As explained in the overview, asset handling is done through the following components:
- a protobuf definition in
lib/asset/<asset>.proto - a service definition in
lib/service/<asset>.go - a standalone gRPC server in
server/standalone/handlers/<asset>.go
The protobuf definition define the main structures of the asset, it is used by both the communication layer (gRPC) and the persistence layer.
Create an asset.proto file in the asset directory and define your messages and methods.
This will be automatically picked up by the Makefile to generate the corresponding go code.
You can run make proto-codegen to generate go code from your protobuf or make proto-docgen to generate the protobuf documentation.
Validation: some assets are expected to have specific properties enforced: a valid URL, SHA256 hash, string length, etc
This validation should be implemented in lib/asset/<asset>_validation.go, there are several existing examples.
Validation is done with ozzo-validation library.
Naming: to have a consistent API, make sure to follow the naming conventions.
Once the asset defined, you can define its DBAL in lib/persistence module.
This should be the only interface used to manipulate the asset (ie. each asset's DBAL should be isolated).
The ability to scan a raw database value into an asset, this can be done by implementing the sql.Scanner interface.
Converting the other way around, from an asset into a database value can be done by implementing driver.Value.
Examples of such implementations are available in lib/asset/sql.go file, it boils down to serializing/deserializing the assets in JSON.
Now, implement the DBAL interface for postgres in server/standalone module.
You may have to create a new table for postgres, this can be done by adding a migration in the server/standalone/migration module.
Mocks are automatically generated when running make test.
At this point tests should pass, meaning other assets are not impacted by your changes.
You can proceed with writing the orchestration logic for the new asset, in a lib/service/<asset>.go file.
To match the existing patterns, you should define (Asset is the place-holder for the new asset):
- an AssetAPI which defines the public interface of the service, i.e. what you can do with the asset. This is what will be used by the smartcontract and the standalone gRPC service.
- an AssetServiceProvider which should only expose a
GetAssetService() AssetAPImethod, this is used by dependency injection. - an AssetDependencyProvider which should list necessary providers (like DatabaseProvider or other services).
- then AssetService is the structure implementing the AssetAPI defined above.
Example of a service:
// API defines the methods to act on Organizations
type OrganizationAPI interface {
RegisterOrganization(*assets.Organization) error
}Here Organization comes from the protobuf description (in lib/asset) and go code was generated during the previous step (make proto-codegen).

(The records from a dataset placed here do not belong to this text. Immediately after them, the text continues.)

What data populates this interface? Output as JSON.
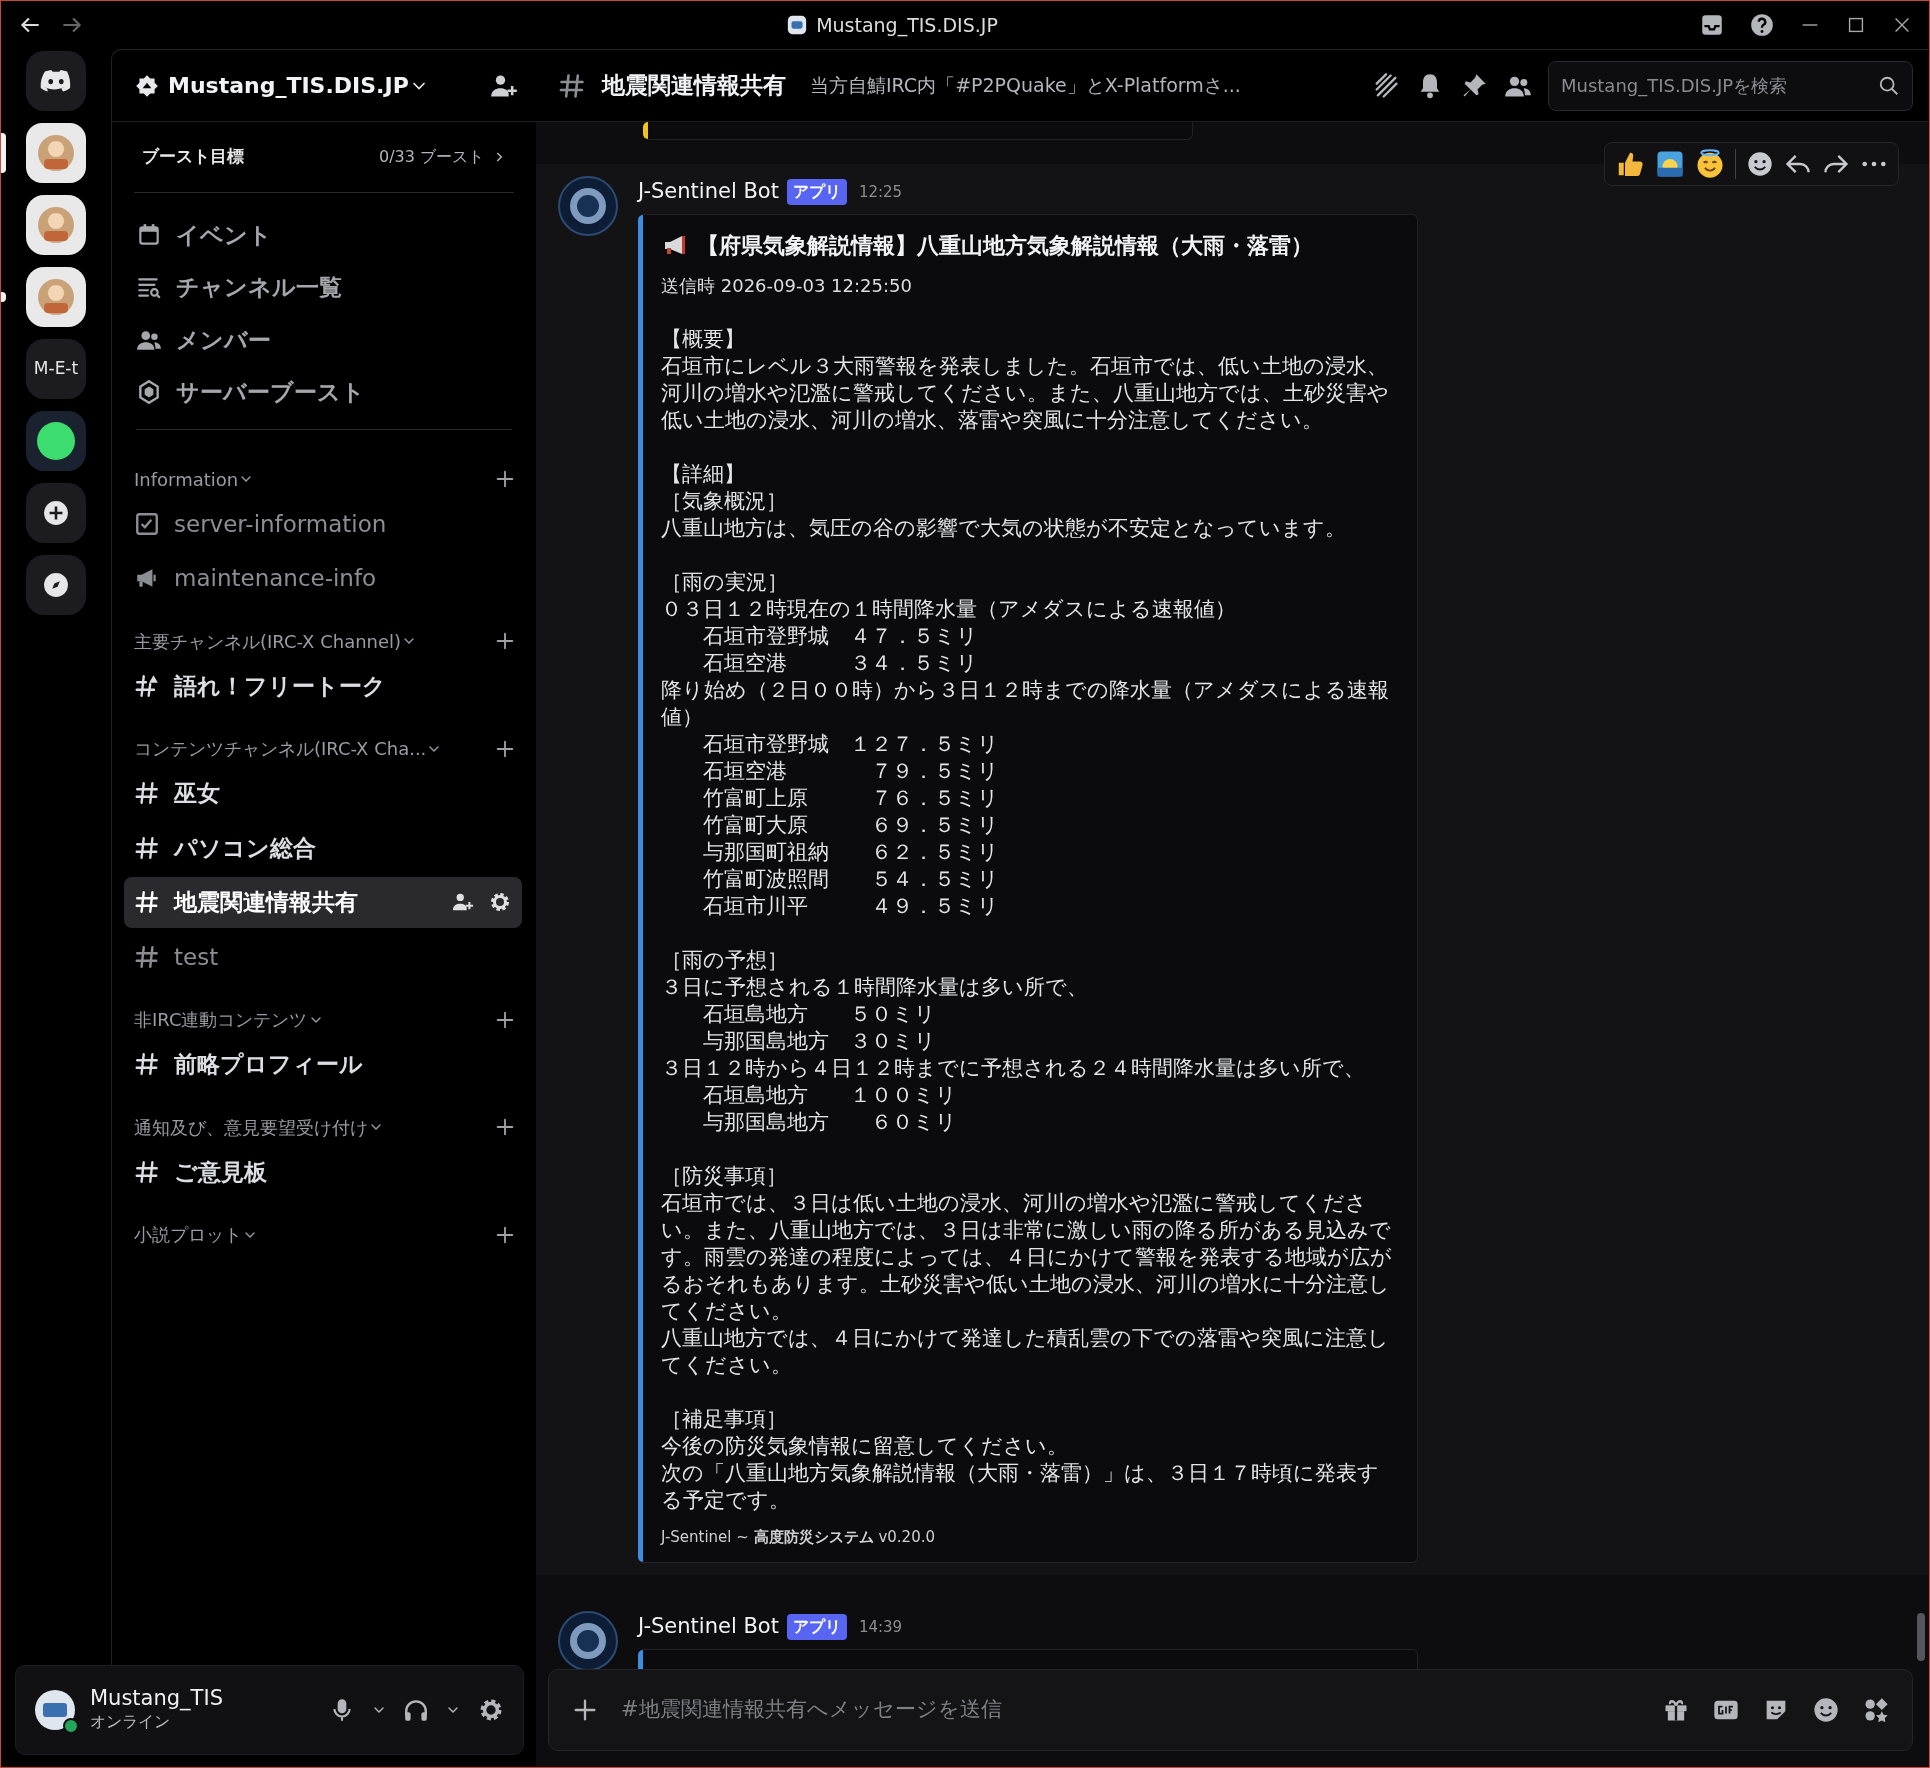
{
  "window": {
    "title": "Mustang_TIS.DIS.JP"
  },
  "server_rail": [
    {
      "kind": "home",
      "selected": false,
      "unread": false
    },
    {
      "kind": "image",
      "selected": true,
      "unread": false
    },
    {
      "kind": "image",
      "selected": false,
      "unread": false
    },
    {
      "kind": "image",
      "selected": false,
      "unread": true
    },
    {
      "kind": "text",
      "label": "M-E-t",
      "selected": false,
      "unread": false
    },
    {
      "kind": "status",
      "selected": false,
      "unread": false
    },
    {
      "kind": "add",
      "selected": false,
      "unread": false
    },
    {
      "kind": "discover",
      "selected": false,
      "unread": false
    }
  ],
  "server": {
    "name": "Mustang_TIS.DIS.JP",
    "boost_label": "ブースト目標",
    "boost_count": "0/33 ブースト"
  },
  "shortcuts": [
    {
      "kind": "event",
      "label": "イベント"
    },
    {
      "kind": "browse",
      "label": "チャンネル一覧"
    },
    {
      "kind": "members",
      "label": "メンバー"
    },
    {
      "kind": "boost",
      "label": "サーバーブースト"
    }
  ],
  "categories": [
    {
      "name": "Information",
      "channels": [
        {
          "kind": "rules",
          "name": "server-information",
          "unread": false,
          "selected": false
        },
        {
          "kind": "announcement",
          "name": "maintenance-info",
          "unread": false,
          "selected": false
        }
      ]
    },
    {
      "name": "主要チャンネル(IRC-X Channel)",
      "channels": [
        {
          "kind": "thread",
          "name": "語れ！フリートーク",
          "unread": true,
          "selected": false
        }
      ]
    },
    {
      "name": "コンテンツチャンネル(IRC-X Cha...",
      "channels": [
        {
          "kind": "text",
          "name": "巫女",
          "unread": true,
          "selected": false
        },
        {
          "kind": "text",
          "name": "パソコン総合",
          "unread": true,
          "selected": false
        },
        {
          "kind": "text",
          "name": "地震関連情報共有",
          "unread": true,
          "selected": true
        },
        {
          "kind": "text",
          "name": "test",
          "unread": false,
          "selected": false
        }
      ]
    },
    {
      "name": "非IRC連動コンテンツ",
      "channels": [
        {
          "kind": "text",
          "name": "前略プロフィール",
          "unread": true,
          "selected": false
        }
      ]
    },
    {
      "name": "通知及び、意見要望受け付け",
      "channels": [
        {
          "kind": "text",
          "name": "ご意見板",
          "unread": true,
          "selected": false
        }
      ]
    },
    {
      "name": "小説プロット"
    }
  ],
  "user": {
    "name": "Mustang_TIS",
    "status": "オンライン"
  },
  "header": {
    "channel": "地震関連情報共有",
    "topic": "当方自鯖IRC内「#P2PQuake」とX-Platformさ...",
    "search_placeholder": "Mustang_TIS.DIS.JPを検索"
  },
  "messages": [
    {
      "kind": "tail",
      "embed": {
        "color": "#f0c419"
      }
    },
    {
      "kind": "full",
      "hovered": true,
      "author": "J-Sentinel Bot",
      "badge": "アプリ",
      "time": "12:25",
      "embed": {
        "color": "#3b8ee0",
        "title": "【府県気象解説情報】八重山地方気象解説情報（大雨・落雷）",
        "sent": "送信時 2026-09-03 12:25:50",
        "blocks": [
          [
            "【概要】",
            "石垣市にレベル３大雨警報を発表しました。石垣市では、低い土地の浸水、河川の増水や氾濫に警戒してください。また、八重山地方では、土砂災害や低い土地の浸水、河川の増水、落雷や突風に十分注意してください。"
          ],
          [
            "【詳細】",
            "［気象概況］",
            "八重山地方は、気圧の谷の影響で大気の状態が不安定となっています。"
          ],
          [
            "［雨の実況］",
            "０３日１２時現在の１時間降水量（アメダスによる速報値）",
            "　　石垣市登野城　４７．５ミリ",
            "　　石垣空港　　　３４．５ミリ",
            "降り始め（２日００時）から３日１２時までの降水量（アメダスによる速報値）",
            "　　石垣市登野城　１２７．５ミリ",
            "　　石垣空港　　　　７９．５ミリ",
            "　　竹富町上原　　　７６．５ミリ",
            "　　竹富町大原　　　６９．５ミリ",
            "　　与那国町祖納　　６２．５ミリ",
            "　　竹富町波照間　　５４．５ミリ",
            "　　石垣市川平　　　４９．５ミリ"
          ],
          [
            "［雨の予想］",
            "３日に予想される１時間降水量は多い所で、",
            "　　石垣島地方　　５０ミリ",
            "　　与那国島地方　３０ミリ",
            "３日１２時から４日１２時までに予想される２４時間降水量は多い所で、",
            "　　石垣島地方　　１００ミリ",
            "　　与那国島地方　　６０ミリ"
          ],
          [
            "［防災事項］",
            "石垣市では、３日は低い土地の浸水、河川の増水や氾濫に警戒してください。また、八重山地方では、３日は非常に激しい雨の降る所がある見込みです。雨雲の発達の程度によっては、４日にかけて警報を発表する地域が広がるおそれもあります。土砂災害や低い土地の浸水、河川の増水に十分注意してください。",
            "八重山地方では、４日にかけて発達した積乱雲の下での落雷や突風に注意してください。"
          ],
          [
            "［補足事項］",
            "今後の防災気象情報に留意してください。",
            "次の「八重山地方気象解説情報（大雨・落雷）」は、３日１７時頃に発表する予定です。"
          ]
        ],
        "footer": "J-Sentinel ~ **高度防災システム** v0.20.0"
      }
    },
    {
      "kind": "head",
      "hovered": false,
      "author": "J-Sentinel Bot",
      "badge": "アプリ",
      "time": "14:39",
      "embed": {
        "color": "#3b8ee0"
      }
    }
  ],
  "composer": {
    "placeholder": "#地震関連情報共有へメッセージを送信"
  }
}
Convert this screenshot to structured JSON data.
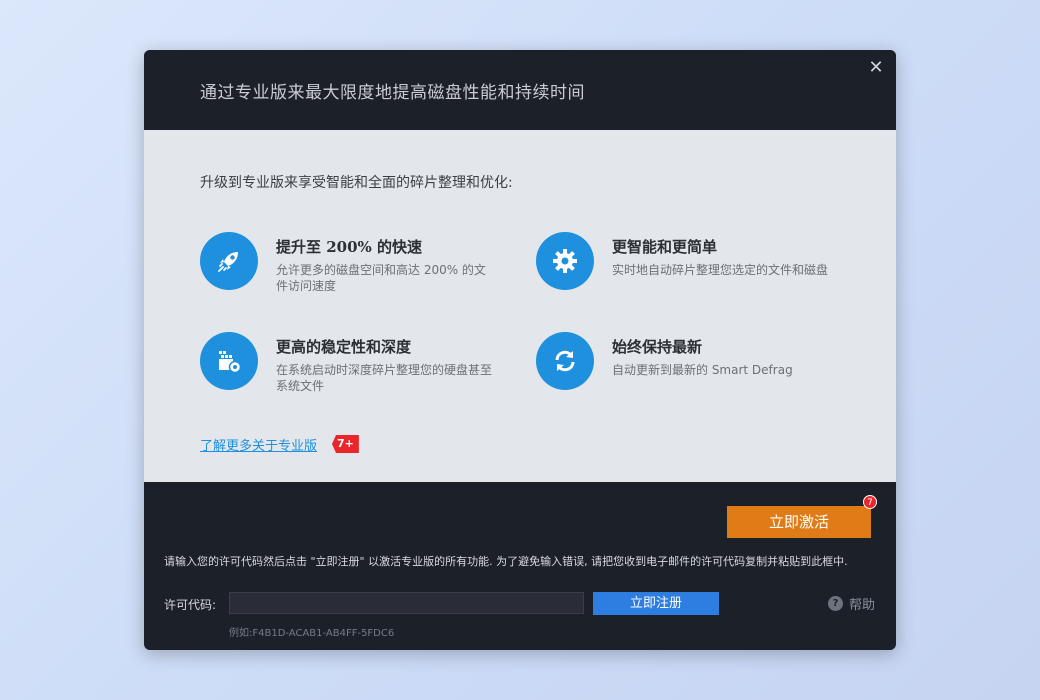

This AssetAPI interface is used by both the smartcontract and the grpc server.
There is a MockDependenciesProvider defined in lib/service module.
There are also generated helpers (prefixed with Mock) in github.com/substra/orchestrator/lib/persistence to mock the persistence layer.
Define a gRPC server in server/standalone/handlers/<asset>.go, it should implement assets.AssetServiceServer (interface generated from the protobuf).
The first thing to do in a standalone handler is to wait for an execution token. A scheduler makes sure no more than one handler at a time is processing a request. This is critical to maintain consistency of the data.
This server will be able to get an service.DependenciesProvider from the context using ExtractProvider function.
This is the dependency injection store, from which you can retrieve your dependencies (Database, other service, event queue, etc).
You may need the MSPID in your logic, this can also be retrieved from context through the common.ExtractMSPID function.
The new gRPC service can be registered into the gRPC server: this happen in the server/standalone/server.go file somewhere in the GetServer function.
At this point, standalone orchestration should be functional, you can launch the orchestrator in standalone mode and manually test your gRPC service.